A principal causa dos danos e das vítimas foi uma falha nas duas represas ao sul da cidade. Construídas em meados da década de 1970 pela empresa de construção iugoslava Hidrotehnika-Hidroenergetika, elas têm uma capacidade coletiva de cerca de 20 milhões de metros cúbicos de água. As represas forneceram irrigação para as áreas vizinhas e abasteceram a cidade com água por décadas, uma parte importante da infraestrutura para uma região como essa.

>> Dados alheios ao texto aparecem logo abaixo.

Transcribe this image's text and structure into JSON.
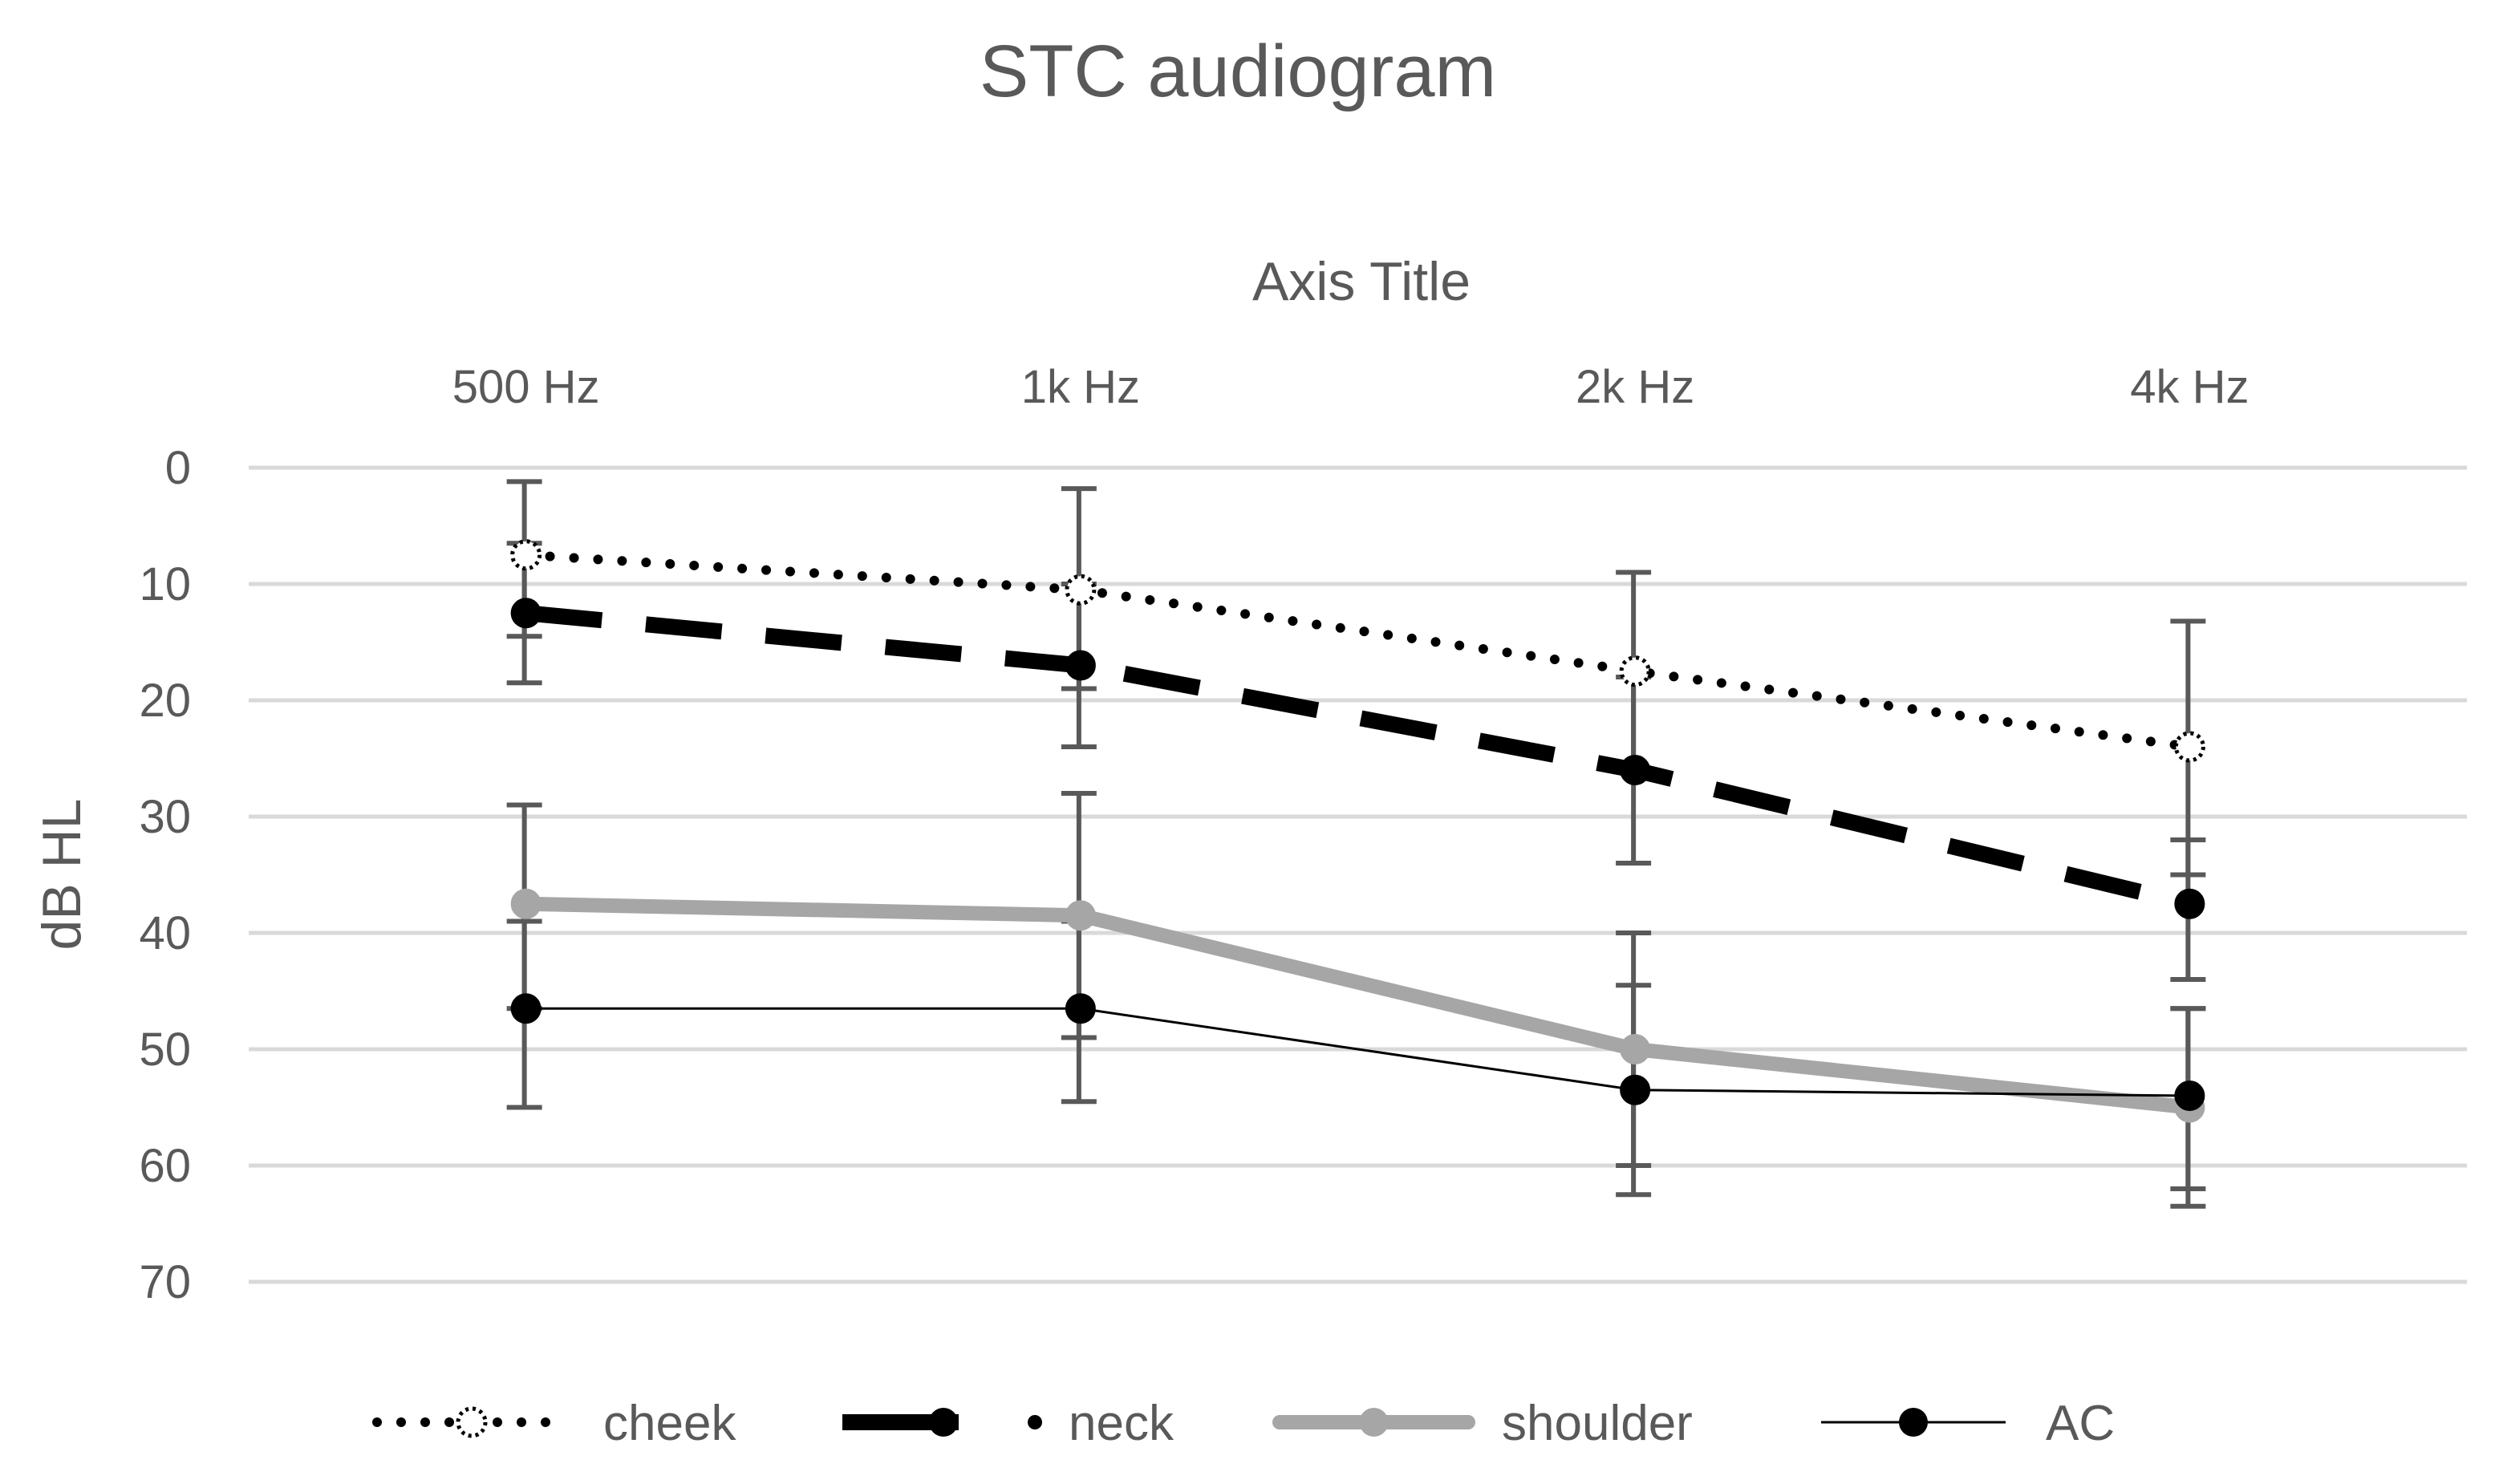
{
  "chart_data": {
    "type": "line",
    "title": "STC audiogram",
    "xlabel": "Axis Title",
    "ylabel": "dB HL",
    "categories": [
      "500 Hz",
      "1k Hz",
      "2k Hz",
      "4k Hz"
    ],
    "ylim": [
      0,
      70
    ],
    "yticks": [
      0,
      10,
      20,
      30,
      40,
      50,
      60,
      70
    ],
    "y_inverted": true,
    "x_axis_position": "top",
    "grid": true,
    "legend_position": "bottom",
    "series": [
      {
        "name": "cheek",
        "values": [
          7.5,
          10.5,
          17.5,
          24
        ],
        "error_low": [
          1.2,
          1.8,
          9.0,
          13.2
        ],
        "error_high": [
          14.5,
          19.0,
          26.0,
          35.0
        ],
        "line_style": "dotted",
        "color": "#000000",
        "marker": "open-dotted-circle"
      },
      {
        "name": "neck",
        "values": [
          12.5,
          17,
          26,
          37.5
        ],
        "error_low": [
          6.5,
          10.0,
          18.0,
          32.0
        ],
        "error_high": [
          18.5,
          24.0,
          34.0,
          44.0
        ],
        "line_style": "dashed",
        "color": "#000000",
        "marker": "filled-circle"
      },
      {
        "name": "shoulder",
        "values": [
          37.5,
          38.5,
          50.0,
          55.0
        ],
        "error_low": [
          29.0,
          28.0,
          40.0,
          46.5
        ],
        "error_high": [
          46.5,
          49.0,
          60.0,
          63.5
        ],
        "line_style": "solid-thick",
        "color": "#a6a6a6",
        "marker": "filled-circle"
      },
      {
        "name": "AC",
        "values": [
          46.5,
          46.5,
          53.5,
          54.0
        ],
        "error_low": [
          39.0,
          39.0,
          44.5,
          46.5
        ],
        "error_high": [
          55.0,
          54.5,
          62.5,
          62.0
        ],
        "line_style": "solid-thin",
        "color": "#000000",
        "marker": "filled-circle"
      }
    ]
  }
}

No entanto, quando as represas falharam, mais de 30 milhões de metros cúbicos de água foram liberados na cidade, destruindo quase um quarto de todos os edifícios. As represas não recebiam manutenção de grande porte desde o início dos anos 2000 e têm sido cada vez mais negligenciadas desde 2011. Além disso, o agravamento da crise climática exigirá a construção e a manutenção de uma infraestrutura de controle de enchentes muito mais robusta.
Essas cenas horríveis estão sendo cobertas pela mídia ocidental com um frio distanciamento. Por exemplo, o Washington Post faz a pergunta: “por que as enchentes na Líbia foram tão mortais?” e fornece respostas repletas de diagramas e fotografias aéreas da cidade inundada, enfatizando “chuvas”, “geografia” e “infraestrutura”. A Organização Meteorológica Mundial, sediada na ONU, declarou que a maioria das vítimas “poderia ter sido evitada” se a Líbia tivesse “um serviço meteorológico operando normalmente”.
Mas o que “não é normal” na Líbia? Esses mesmos artigos apontam para “uma década de turbulência”, “impasses políticos” e “divisões”, além de alusões à “difícil situação de segurança”. É verdade que a mudança climática está na raiz dessa catástrofe. Também é verdade que as instituições políticas – ou, mais precisamente, a falta delas – exacerbaram de forma significativa essa catástrofe mortal, mas a mídia ocidental está obscurecendo o contexto e anulando a responsabilidade das potências da Otan pela situação na Líbia.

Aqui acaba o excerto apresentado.